Happy Thanksgiving week! It really doesn’t feel like Thanksgiving where I live because everything is COVERED in snow. Like multiple feet of snow already. WHAT?! So my brain is already in Christmas mode BUT I love Thanksgiving and I love Fall so I am going to reel it back a bit and throw out a wonderful warm fall vegetable soup that will keep you warm and satisfied this season. This fall vegetable soup would even do great on a Thanksgiving table this week as a unique healthy option.
My fall soup combines butternut squash, sweet potato, carrots, apples, and onion all together with buttery and sage undertones. HECK YES. Mmmm. Major mouth party. Ok, that got a little weird, sorry.
Make it and pair it with a good ole salad and something to dip in it, you know a good soup vessel to soak up all the thick creamy goodness in your bowl. Ok, let’s get to it. This soup doesn’t need any more of an intro!
1 yellow onion
1 small butternut squash
1 medium sweet potato
2 medium carrots
2 Honeycrisp apples
4 garlic cloves smashed
2 fresh sage leaves finely chopped
1/4 tsp thyme (dried or fresh)
2 tbs butter (use vegan butter to make this recipe fully vegan)
1/4 tsp cinnamon
4 cups vegetable broth
1 can full fat coconut milk
salt and pepper to taste
- Chop onion and melt butter in a pot over medium heat.

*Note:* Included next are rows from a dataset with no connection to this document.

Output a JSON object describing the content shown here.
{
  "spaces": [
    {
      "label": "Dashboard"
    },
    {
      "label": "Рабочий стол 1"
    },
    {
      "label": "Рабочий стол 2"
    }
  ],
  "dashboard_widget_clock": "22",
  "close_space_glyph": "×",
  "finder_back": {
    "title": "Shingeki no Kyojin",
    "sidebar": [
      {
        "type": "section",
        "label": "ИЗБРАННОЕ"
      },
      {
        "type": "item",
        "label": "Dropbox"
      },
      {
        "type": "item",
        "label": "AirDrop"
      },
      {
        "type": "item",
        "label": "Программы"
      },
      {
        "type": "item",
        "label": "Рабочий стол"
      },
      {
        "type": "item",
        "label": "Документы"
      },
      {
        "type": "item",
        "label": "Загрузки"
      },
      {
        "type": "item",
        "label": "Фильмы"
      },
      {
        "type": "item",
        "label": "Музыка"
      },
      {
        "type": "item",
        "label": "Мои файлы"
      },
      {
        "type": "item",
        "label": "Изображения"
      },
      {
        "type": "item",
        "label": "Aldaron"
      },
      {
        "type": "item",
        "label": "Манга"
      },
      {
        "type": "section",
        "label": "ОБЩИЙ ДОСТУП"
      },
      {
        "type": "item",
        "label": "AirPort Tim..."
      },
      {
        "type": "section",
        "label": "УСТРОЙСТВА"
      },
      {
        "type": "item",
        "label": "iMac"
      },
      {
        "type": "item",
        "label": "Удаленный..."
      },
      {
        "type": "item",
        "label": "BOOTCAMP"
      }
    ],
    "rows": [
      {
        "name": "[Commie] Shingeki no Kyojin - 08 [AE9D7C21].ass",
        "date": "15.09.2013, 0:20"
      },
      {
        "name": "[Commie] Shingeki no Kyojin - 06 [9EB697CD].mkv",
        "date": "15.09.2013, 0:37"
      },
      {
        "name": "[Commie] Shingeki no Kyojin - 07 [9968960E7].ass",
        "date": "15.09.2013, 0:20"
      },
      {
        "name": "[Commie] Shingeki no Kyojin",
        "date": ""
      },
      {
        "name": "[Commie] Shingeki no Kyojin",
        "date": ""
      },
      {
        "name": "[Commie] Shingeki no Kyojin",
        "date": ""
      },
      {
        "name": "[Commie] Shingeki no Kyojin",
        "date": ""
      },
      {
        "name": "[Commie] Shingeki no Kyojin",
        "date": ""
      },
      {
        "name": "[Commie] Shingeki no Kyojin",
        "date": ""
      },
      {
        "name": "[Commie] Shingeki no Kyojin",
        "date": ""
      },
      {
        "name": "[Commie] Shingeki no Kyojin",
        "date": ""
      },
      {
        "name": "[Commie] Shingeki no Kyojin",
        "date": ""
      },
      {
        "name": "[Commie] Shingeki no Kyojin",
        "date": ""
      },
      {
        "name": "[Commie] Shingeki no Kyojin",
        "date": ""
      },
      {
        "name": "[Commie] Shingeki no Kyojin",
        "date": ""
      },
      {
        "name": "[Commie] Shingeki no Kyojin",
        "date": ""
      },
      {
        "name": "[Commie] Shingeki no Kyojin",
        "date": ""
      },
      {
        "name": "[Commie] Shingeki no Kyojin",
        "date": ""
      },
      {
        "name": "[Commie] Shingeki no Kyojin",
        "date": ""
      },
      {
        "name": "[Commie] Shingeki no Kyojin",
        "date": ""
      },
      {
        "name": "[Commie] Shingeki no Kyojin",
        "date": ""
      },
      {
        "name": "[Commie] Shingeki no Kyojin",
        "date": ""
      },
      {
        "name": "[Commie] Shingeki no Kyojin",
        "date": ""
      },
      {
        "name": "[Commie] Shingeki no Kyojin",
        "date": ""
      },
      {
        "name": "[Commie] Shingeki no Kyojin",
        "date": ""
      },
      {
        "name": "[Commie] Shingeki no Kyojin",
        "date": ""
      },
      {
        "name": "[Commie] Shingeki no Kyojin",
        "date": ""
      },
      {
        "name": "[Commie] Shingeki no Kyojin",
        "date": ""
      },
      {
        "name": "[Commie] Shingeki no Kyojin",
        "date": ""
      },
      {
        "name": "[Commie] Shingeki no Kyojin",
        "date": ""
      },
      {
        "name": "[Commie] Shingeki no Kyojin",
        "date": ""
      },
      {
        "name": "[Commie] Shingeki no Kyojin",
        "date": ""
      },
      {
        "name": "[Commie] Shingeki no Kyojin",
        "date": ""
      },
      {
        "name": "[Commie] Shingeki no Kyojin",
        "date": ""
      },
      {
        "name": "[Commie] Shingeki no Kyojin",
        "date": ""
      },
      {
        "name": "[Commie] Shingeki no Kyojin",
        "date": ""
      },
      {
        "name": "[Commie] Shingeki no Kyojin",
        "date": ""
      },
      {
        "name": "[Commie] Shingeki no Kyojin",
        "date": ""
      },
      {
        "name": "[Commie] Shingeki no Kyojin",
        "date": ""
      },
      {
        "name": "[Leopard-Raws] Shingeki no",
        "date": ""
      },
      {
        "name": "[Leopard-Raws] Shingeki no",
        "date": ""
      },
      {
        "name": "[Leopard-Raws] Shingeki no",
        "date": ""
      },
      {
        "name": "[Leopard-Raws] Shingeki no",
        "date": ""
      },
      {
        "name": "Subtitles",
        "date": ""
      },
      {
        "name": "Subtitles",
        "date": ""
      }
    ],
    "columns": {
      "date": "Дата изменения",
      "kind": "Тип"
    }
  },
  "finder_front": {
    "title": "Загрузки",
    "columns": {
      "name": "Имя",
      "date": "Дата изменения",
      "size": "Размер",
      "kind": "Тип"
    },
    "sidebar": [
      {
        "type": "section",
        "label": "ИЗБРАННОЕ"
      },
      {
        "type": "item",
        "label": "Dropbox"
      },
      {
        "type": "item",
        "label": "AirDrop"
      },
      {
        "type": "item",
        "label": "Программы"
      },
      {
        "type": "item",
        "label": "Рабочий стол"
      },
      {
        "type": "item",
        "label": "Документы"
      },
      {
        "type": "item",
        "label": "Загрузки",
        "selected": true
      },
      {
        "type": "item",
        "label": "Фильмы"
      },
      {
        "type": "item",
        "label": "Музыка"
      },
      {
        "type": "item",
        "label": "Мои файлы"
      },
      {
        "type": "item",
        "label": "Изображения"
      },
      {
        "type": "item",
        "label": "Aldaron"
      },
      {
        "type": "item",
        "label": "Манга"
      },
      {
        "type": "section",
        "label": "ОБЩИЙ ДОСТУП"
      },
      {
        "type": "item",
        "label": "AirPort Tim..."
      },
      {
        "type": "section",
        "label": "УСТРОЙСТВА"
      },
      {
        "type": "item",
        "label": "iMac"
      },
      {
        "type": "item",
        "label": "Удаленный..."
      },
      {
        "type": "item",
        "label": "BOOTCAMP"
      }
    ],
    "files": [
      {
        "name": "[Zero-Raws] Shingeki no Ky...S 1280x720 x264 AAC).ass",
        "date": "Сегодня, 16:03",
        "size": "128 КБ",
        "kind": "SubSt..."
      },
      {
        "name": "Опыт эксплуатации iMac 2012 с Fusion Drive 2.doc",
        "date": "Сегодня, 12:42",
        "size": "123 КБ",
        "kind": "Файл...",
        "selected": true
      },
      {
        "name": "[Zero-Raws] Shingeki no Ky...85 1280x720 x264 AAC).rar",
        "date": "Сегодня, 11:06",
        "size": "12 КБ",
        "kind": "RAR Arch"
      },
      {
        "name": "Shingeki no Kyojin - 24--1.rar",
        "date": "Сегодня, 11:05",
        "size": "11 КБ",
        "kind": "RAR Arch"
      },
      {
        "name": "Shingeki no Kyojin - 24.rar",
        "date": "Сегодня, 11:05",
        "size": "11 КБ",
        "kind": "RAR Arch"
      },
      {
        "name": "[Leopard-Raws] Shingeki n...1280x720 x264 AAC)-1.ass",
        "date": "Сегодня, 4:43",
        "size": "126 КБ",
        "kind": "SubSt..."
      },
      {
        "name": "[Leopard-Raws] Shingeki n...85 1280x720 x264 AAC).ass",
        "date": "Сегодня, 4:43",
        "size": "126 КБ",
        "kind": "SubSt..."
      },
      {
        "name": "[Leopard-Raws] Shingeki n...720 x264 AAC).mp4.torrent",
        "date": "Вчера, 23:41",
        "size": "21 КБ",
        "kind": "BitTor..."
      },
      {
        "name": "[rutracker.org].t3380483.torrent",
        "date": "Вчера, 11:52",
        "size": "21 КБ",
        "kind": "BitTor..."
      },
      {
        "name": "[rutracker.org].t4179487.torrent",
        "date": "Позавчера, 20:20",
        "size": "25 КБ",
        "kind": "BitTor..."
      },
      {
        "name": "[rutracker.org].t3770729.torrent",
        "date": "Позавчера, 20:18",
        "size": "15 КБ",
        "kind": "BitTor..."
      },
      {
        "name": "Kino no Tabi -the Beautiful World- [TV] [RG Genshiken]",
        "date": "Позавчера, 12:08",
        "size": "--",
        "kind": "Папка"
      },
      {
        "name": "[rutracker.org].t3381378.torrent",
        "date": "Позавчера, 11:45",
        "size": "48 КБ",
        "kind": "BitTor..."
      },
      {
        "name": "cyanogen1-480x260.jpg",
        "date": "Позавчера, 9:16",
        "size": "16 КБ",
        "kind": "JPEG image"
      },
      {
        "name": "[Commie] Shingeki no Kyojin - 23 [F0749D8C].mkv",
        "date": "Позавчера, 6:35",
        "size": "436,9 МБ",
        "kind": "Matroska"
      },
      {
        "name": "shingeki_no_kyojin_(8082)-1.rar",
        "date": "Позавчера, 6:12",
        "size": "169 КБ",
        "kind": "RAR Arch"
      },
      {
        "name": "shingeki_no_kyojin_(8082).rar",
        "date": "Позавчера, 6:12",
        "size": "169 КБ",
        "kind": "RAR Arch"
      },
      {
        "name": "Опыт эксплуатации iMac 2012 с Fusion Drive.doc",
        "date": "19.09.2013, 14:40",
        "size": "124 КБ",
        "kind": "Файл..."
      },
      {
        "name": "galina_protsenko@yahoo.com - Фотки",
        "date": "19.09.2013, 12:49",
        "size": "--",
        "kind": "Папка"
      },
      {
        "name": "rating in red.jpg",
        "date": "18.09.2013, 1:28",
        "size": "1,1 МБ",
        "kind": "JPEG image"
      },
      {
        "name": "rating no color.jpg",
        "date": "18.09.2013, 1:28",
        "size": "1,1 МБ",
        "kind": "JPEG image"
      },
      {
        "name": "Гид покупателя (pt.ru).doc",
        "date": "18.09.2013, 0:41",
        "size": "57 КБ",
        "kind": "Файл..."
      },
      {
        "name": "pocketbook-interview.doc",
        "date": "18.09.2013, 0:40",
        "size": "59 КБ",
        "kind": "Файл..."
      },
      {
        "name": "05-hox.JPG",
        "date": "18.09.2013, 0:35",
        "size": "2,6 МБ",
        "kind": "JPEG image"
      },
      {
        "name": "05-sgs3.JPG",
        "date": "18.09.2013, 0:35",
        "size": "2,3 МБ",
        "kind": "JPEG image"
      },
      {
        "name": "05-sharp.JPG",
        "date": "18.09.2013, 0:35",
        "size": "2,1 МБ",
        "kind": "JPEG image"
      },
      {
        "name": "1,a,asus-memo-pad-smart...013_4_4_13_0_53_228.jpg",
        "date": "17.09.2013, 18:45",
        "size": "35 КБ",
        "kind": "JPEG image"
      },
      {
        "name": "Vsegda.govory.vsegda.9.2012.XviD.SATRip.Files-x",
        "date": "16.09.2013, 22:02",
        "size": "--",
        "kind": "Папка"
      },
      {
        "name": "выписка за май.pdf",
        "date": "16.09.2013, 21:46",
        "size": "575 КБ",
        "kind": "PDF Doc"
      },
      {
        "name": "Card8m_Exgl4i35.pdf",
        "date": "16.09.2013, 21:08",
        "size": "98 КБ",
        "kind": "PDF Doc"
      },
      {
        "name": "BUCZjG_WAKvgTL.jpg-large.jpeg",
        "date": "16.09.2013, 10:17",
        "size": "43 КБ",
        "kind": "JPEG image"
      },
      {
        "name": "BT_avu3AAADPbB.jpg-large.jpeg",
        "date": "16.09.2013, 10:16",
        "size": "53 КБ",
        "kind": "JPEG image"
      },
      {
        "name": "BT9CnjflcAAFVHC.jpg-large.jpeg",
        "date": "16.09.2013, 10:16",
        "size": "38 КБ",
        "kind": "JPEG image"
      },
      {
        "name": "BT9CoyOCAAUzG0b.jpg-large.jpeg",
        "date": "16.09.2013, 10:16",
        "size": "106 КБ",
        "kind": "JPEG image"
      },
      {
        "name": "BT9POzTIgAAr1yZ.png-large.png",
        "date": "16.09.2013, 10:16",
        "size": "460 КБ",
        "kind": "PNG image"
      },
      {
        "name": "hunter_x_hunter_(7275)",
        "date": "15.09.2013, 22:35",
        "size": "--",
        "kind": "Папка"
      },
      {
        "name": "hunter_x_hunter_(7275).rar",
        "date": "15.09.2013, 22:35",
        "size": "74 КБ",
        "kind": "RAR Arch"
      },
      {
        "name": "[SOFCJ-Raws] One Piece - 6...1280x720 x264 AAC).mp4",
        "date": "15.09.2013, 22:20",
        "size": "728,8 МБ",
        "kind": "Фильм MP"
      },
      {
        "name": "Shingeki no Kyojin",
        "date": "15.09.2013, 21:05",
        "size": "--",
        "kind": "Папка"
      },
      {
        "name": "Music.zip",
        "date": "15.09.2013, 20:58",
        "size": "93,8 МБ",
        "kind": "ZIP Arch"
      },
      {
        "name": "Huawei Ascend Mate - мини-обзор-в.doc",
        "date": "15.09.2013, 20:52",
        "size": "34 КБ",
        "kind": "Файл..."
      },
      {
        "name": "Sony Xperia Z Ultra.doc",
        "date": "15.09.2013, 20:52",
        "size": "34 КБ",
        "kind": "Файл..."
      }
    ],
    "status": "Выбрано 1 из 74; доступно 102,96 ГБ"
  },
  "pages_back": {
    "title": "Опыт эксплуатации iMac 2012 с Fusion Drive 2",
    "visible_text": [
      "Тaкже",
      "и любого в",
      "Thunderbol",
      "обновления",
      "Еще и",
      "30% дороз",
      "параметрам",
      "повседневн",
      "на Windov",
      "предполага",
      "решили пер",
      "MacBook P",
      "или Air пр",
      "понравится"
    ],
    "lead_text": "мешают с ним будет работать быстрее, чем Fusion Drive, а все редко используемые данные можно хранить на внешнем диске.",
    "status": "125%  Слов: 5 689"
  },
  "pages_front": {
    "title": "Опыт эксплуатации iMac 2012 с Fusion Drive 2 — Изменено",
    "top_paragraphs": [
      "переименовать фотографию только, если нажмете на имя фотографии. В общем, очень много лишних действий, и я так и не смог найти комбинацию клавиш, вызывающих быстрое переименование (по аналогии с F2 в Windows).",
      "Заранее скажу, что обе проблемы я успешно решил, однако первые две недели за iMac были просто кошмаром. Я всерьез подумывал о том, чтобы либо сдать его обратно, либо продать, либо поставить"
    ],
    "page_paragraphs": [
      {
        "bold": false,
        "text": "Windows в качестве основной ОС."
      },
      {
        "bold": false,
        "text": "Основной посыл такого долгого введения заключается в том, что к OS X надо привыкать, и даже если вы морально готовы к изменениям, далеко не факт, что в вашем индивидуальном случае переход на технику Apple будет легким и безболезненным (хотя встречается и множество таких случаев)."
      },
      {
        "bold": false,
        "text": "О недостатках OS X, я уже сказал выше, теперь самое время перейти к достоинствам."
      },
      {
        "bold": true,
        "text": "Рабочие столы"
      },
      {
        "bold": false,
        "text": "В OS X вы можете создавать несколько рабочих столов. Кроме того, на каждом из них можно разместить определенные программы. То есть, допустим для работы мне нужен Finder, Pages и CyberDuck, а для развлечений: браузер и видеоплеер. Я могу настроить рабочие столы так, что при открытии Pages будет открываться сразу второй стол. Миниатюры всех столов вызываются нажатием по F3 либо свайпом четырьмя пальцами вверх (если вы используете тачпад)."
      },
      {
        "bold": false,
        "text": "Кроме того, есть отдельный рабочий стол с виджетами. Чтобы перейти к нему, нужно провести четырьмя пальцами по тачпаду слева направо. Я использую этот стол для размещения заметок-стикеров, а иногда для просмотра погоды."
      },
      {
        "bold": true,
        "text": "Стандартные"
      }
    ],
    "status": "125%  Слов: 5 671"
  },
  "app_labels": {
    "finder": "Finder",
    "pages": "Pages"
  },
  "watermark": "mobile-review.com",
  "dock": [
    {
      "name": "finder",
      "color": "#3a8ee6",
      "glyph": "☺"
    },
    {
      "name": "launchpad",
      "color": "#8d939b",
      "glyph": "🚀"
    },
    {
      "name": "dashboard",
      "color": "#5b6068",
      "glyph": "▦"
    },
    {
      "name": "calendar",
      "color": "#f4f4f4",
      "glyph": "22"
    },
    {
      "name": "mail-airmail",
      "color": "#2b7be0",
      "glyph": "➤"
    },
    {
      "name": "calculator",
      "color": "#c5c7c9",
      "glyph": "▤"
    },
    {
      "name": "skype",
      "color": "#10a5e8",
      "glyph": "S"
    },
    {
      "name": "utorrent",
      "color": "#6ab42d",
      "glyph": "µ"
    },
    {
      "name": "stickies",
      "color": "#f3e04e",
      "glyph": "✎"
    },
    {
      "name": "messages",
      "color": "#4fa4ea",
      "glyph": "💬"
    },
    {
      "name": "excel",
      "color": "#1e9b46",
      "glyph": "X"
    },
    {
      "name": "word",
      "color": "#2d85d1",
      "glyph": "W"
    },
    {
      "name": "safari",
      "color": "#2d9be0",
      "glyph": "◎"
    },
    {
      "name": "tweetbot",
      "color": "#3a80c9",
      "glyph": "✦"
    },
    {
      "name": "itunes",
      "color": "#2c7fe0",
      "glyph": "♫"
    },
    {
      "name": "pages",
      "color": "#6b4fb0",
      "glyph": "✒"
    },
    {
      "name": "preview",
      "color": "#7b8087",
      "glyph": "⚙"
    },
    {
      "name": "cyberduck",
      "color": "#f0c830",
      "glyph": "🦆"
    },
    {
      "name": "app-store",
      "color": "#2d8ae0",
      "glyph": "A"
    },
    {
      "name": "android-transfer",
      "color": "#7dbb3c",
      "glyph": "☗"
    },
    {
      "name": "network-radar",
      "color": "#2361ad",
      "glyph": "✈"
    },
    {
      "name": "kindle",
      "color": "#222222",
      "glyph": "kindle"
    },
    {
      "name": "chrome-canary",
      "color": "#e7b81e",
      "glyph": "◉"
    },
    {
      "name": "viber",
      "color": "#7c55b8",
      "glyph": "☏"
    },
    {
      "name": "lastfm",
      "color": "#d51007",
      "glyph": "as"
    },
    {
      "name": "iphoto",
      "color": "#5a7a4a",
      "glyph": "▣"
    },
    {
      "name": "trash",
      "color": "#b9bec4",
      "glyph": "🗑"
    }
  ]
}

Add chopped onion into butter to sauté for 2 minutes stirring often.
- Add smashed garlic cloves, cinnamon, thyme, sage, salt and pepper and stir around 2 mins.
- Add diced butternut squash, diced sweet potato, diced carrots, and diced apples. Stir for 2 minutes.
- Add vegetable broth and bring everything to a boil until vegetables are penetrable with a fork. Then add in coconut milk.
- If you have an immersion blender, lucky you, stick that guy in and blend everything up, if not, transfer everything carefully to a blender and blend away until everything is nicely pureed.